Defense Health Agency medical teams on the job at presidential inaugural
Navy Lt. j.g. Kimberly Kozlowski, assigned to the Walter Reed National Military Medical Center in Bethesda, Maryland, performs a blood pressure demonstration after the Inauguration of Donald J. Trump as the 45th President of the United States in Washington, D.C. More than 5,000 military members from across all branches of the armed forces of the United States, including Reserve and National Guard components, provided ceremonial support and Defense Support of Civil Authorities during the inaugural period. (DoD photo by Army Pvt. Genesis Gomez)
NO matter where in the world U.S. Soldiers, Sailors, Airmen and Marines serve, they can be sure their doctors, nurses, medics and corpsmen are nearby keeping them safe and healthy. So, when more than 5,000 service members took part in the 58th Presidential Inaugural on Jan. 20, 2017, the medical support from the National Capital Region was close at hand.
“It was really impressive to see and it took quite an effort to make it happen. The people who did the detailed planning really deserve a Bravo Zulu,” said Navy Rear Adm. David Lane, director of the National Capital Region (NCR) Medical Directorate. “Bravo Zulu” are the flags hoisted aboard ships to signal “Well Done.”
Almost 250 Defense Health Agency medical personnel from the NCR – mainly from Walter Reed National Military Medical Center, Fort Belvoir Community Hospital and joined by a team from the First Medical Brigade from Fort Hood, Texas – began assembling at the Pentagon at 2 a.m. on Inauguration Day, Lane said, and were on station in downtown Washington D.C., by 7 a.m.

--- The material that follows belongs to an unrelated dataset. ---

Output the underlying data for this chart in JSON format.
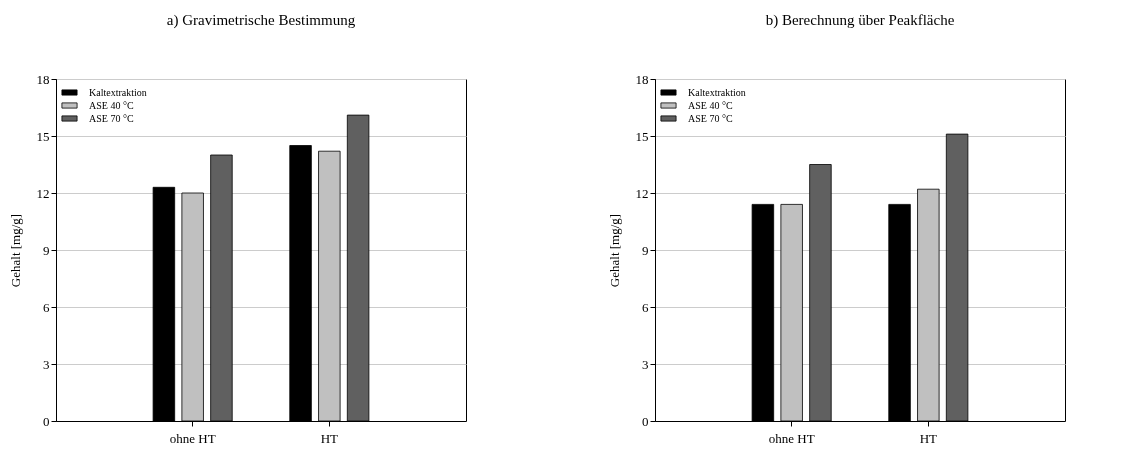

These teams manned seven medical stations and several roving medical teams to support the more than 5,000 service members taking part in the ceremony.
“It was a long day for them,” Lane said.
The long and successful operation did not come about overnight. It was the result of months of planning. The preliminary meetings to hammer out the thousands of details started in June 2016 and continued right through the Inaugural. Along with the medical teams on site, approximately 40 members of the DHA staff took part in the planning efforts.
“This is my second inauguration,” said Regan Simmons, medical operations officer with DHA’s Current Operations office. “It is difficult to compare the two because I served a different role for this one than I did for the previous one. But, from what I observed, there didn’t seem to be much of a difference with how medical personnel performed.”
Simmons explained that while the NCR medical teams would provide care to anyone attending the event in case of a severe emergency, that wasn’t their primary job.
“They are present to render medical support to the military along the parade route, and to Defense Department beneficiaries attending the inauguration,” Simmons explained.
Army Lt. Col. David Eigner, a staff pediatrician at Walter Reed-Bethesda and the NCR medical forces officer-in-charge for the Inaugural, summed up the medical teams’ experience.
“It was important for the Armed Forces to participate in the peaceful transition of power for our democracy,” Eigner said. “It was very encouraging to see the people present at the Inauguration support our military. We had numerous thanks for our service from civilians.”